Une formation et un travail en CDI

En septembre 2020, Abdoulaye obtient l’asile. Il suit une formation aux métiers de la sécurité pendant quelques mois, qui lui a semblé très difficile pour plusieurs raisons : faute d’argent, il n’allait pas à la cantine et mangeait très peu, il a eu des problèmes de santé, et l’apprentissage était très scolaire : « en France il y a beaucoup d’articles de loi ! Il m’a fallu apprendre les 580 pages du livre de formation ».

Mais il reconnaît qu’il s’est senti « comme avec des frères qui s’entraident » avec les autres élèves, et que le formateur était un type génial et plein d’humour, un vrai coach. Au début de la formation, Abdoulaye était le plus faible, mais il a terminé parmi les cinq premiers. Son passé d’organisateur de réunions, sa connaissance de l’informatique et l’habitude de faire des présentations ont été ses atouts.

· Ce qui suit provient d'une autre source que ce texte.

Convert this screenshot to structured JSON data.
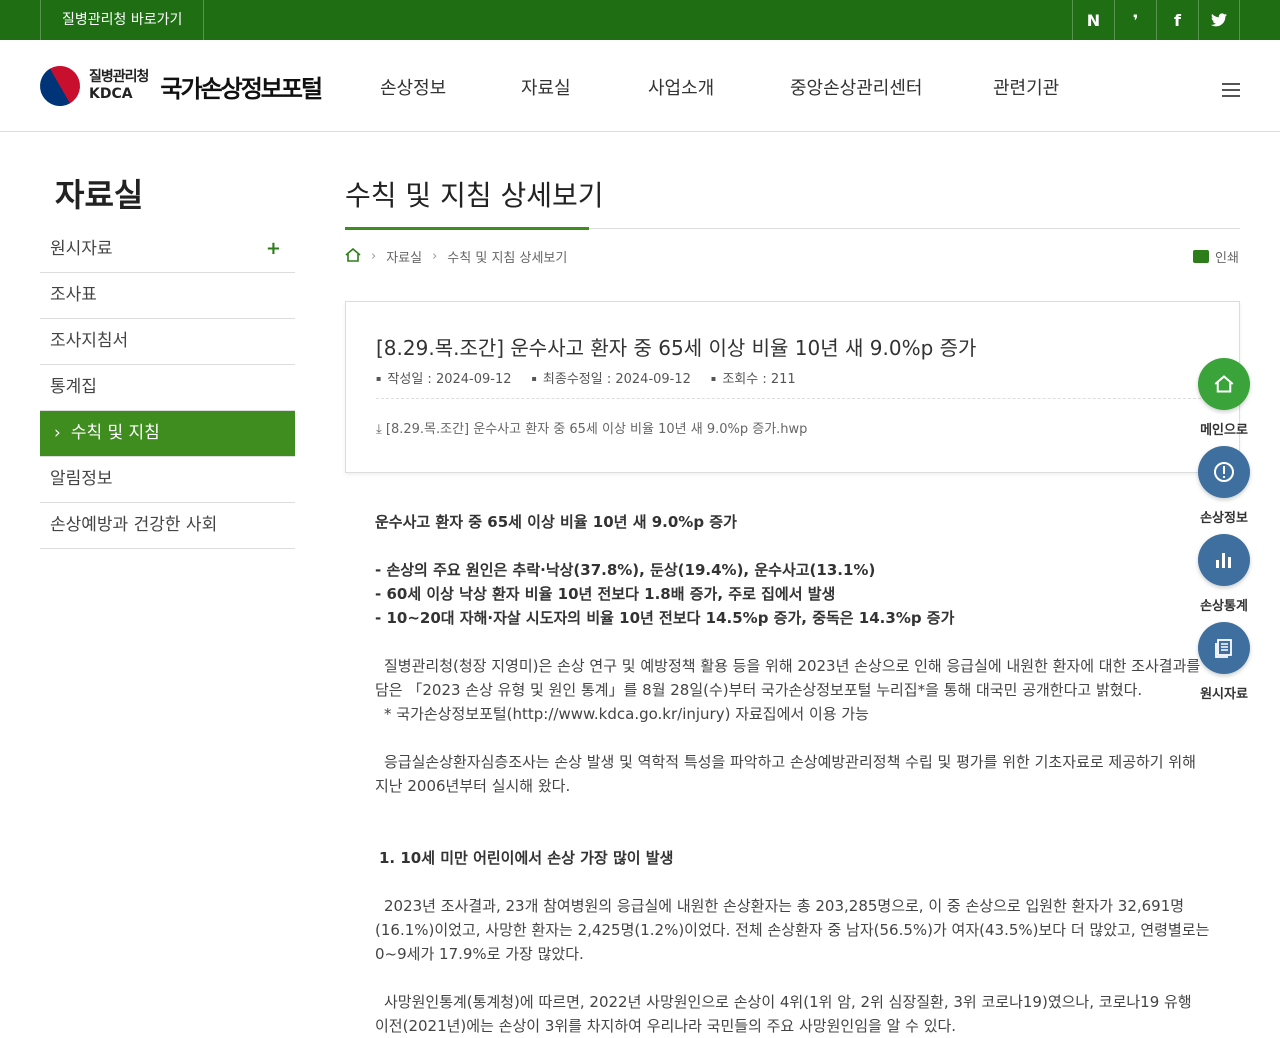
{
  "topbar": {
    "goto_label": "질병관리청 바로가기",
    "sns": [
      "N",
      "❜",
      "f",
      "🐦"
    ]
  },
  "header": {
    "logo_ko": "질병관리청",
    "logo_en": "KDCA",
    "portal_name": "국가손상정보포털",
    "nav": [
      "손상정보",
      "자료실",
      "사업소개",
      "중앙손상관리센터",
      "관련기관"
    ]
  },
  "sidebar": {
    "title": "자료실",
    "items": [
      {
        "label": "원시자료",
        "expand": "+"
      },
      {
        "label": "조사표"
      },
      {
        "label": "조사지침서"
      },
      {
        "label": "통계집"
      },
      {
        "label": "수칙 및 지침",
        "active": true
      },
      {
        "label": "알림정보"
      },
      {
        "label": "손상예방과 건강한 사회"
      }
    ]
  },
  "page": {
    "title": "수칙 및 지침 상세보기",
    "breadcrumb": [
      "자료실",
      "수칙 및 지침 상세보기"
    ],
    "print_label": "인쇄"
  },
  "article": {
    "subject": "[8.29.목.조간] 운수사고 환자 중 65세 이상 비율 10년 새 9.0%p 증가",
    "created": "작성일 : 2024-09-12",
    "modified": "최종수정일 : 2024-09-12",
    "views": "조회수 : 211",
    "attachment": "[8.29.목.조간] 운수사고 환자 중 65세 이상 비율 10년 새 9.0%p 증가.hwp"
  },
  "content": {
    "headline": "운수사고 환자 중 65세 이상 비율 10년 새 9.0%p 증가",
    "bullet1": "- 손상의 주요 원인은 추락·낙상(37.8%), 둔상(19.4%), 운수사고(13.1%)",
    "bullet2": "- 60세 이상 낙상 환자 비율 10년 전보다 1.8배 증가, 주로 집에서 발생",
    "bullet3": "- 10~20대 자해·자살 시도자의 비율 10년 전보다 14.5%p 증가, 중독은 14.3%p 증가",
    "para1": "질병관리청(청장 지영미)은 손상 연구 및 예방정책 활용 등을 위해 2023년 손상으로 인해 응급실에 내원한 환자에 대한 조사결과를 담은 「2023 손상 유형 및 원인 통계」를 8월 28일(수)부터 국가손상정보포털 누리집*을 통해 대국민 공개한다고 밝혔다.",
    "para1_note": "* 국가손상정보포털(http://www.kdca.go.kr/injury) 자료집에서 이용 가능",
    "para2": "응급실손상환자심층조사는 손상 발생 및 역학적 특성을 파악하고 손상예방관리정책 수립 및 평가를 위한 기초자료로 제공하기 위해 지난 2006년부터 실시해 왔다.",
    "section1": "1. 10세 미만 어린이에서 손상 가장 많이 발생",
    "para3": "2023년 조사결과, 23개 참여병원의 응급실에 내원한 손상환자는 총 203,285명으로, 이 중 손상으로 입원한 환자가 32,691명(16.1%)이었고, 사망한 환자는 2,425명(1.2%)이었다. 전체 손상환자 중 남자(56.5%)가 여자(43.5%)보다 더 많았고, 연령별로는 0~9세가 17.9%로 가장 많았다.",
    "para4": "사망원인통계(통계청)에 따르면, 2022년 사망원인으로 손상이 4위(1위 암, 2위 심장질환, 3위 코로나19)였으나, 코로나19 유행 이전(2021년)에는 손상이 3위를 차지하여 우리나라 국민들의 주요 사망원인임을 알 수 있다."
  },
  "quick_menu": [
    {
      "label": "메인으로",
      "icon": "home-icon",
      "color": "#3aa33a"
    },
    {
      "label": "손상정보",
      "icon": "alert-icon",
      "color": "#3f6f9f"
    },
    {
      "label": "손상통계",
      "icon": "bar-chart-icon",
      "color": "#3f6f9f"
    },
    {
      "label": "원시자료",
      "icon": "document-icon",
      "color": "#3f6f9f"
    }
  ]
}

Abdoulaye a trouvé des vêtements corrects, passé des entretiens et rapidement obtenu un travail de surveillant en CDI. Les horaires sont très variables, de jour comme de nuit. Il envoie une partie de son argent à sa mère : « c’est normal car elle m’a donné la vie ».

« Dans le mot Tandem j’entends le rythme du tambour »

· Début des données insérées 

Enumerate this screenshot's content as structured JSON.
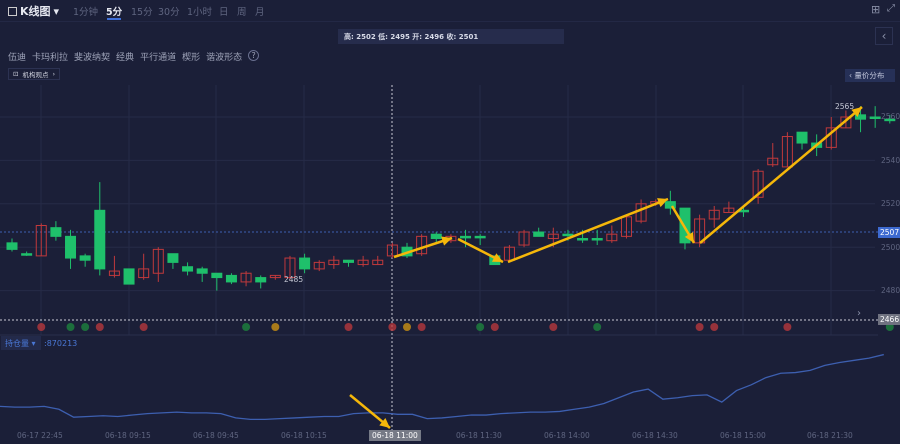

Abdoulaye a contacté par mail une dizaine d’associations, et c’est Tandem qui lui a répondu : « j’aime le mot Tandem même si je ne sais pas ce qu’il représente (je lui dessine un tandem NDLR). Je lui trouve le rythme d’un tambour. J’ai toujours prié pour trouver la bonne personne, et ça a été Blandine. J’ignorais que c’était la présidente de l’association, elle m’a porté bonheur. Deux semaines après l’avoir rencontrée, j’ai trouvé un travail ».

Abdoulaye tient à faire la liste de ce que lui apporte l’association : d’abord la mise en confiance, les relations humaines dont il avait tellement besoin, le fait de se sentir aimé, la chaleur « d’une famille », alors qu’on est séparé des siens, la fraternité dans le groupe. Il précise : « j’aime les Cafés Tandem, où je peux échanger sur tous les sujets avec des refugiés de toutes nationalités. J’apprécie l’idée d’un contrat entre l’association et moi, pour une durée après laquelle on cède sa place pour que d’autres aient la chance d’être accompagnés ». Pour évoquer Tandem, il prend l’image d’un avion au démarrage : « on te pousse, tu décolles et tu prends ton envol ».

Poser son fardeau

L’OFII lui a procuré un hébergement pendant deux ans. Quand il a signé son contrat de travail, Abdoulaye a laissé sa place « à d’autres qui en avaient plus besoin ». Tandem lui a loué un studio d’avril à septembre 2021. Ensuite il a déposé un recours auprès du Droit au logement opposable (DALO). Avec ses trois bulletins de paie, il est allé à la Maison de l’emploi et « la bonne personne » l’a orienté vers Action logement. Son dossier est resté en commission pendant quatre mois durant lesquels il a jonglé entre des colocations et des hôtels de fortune.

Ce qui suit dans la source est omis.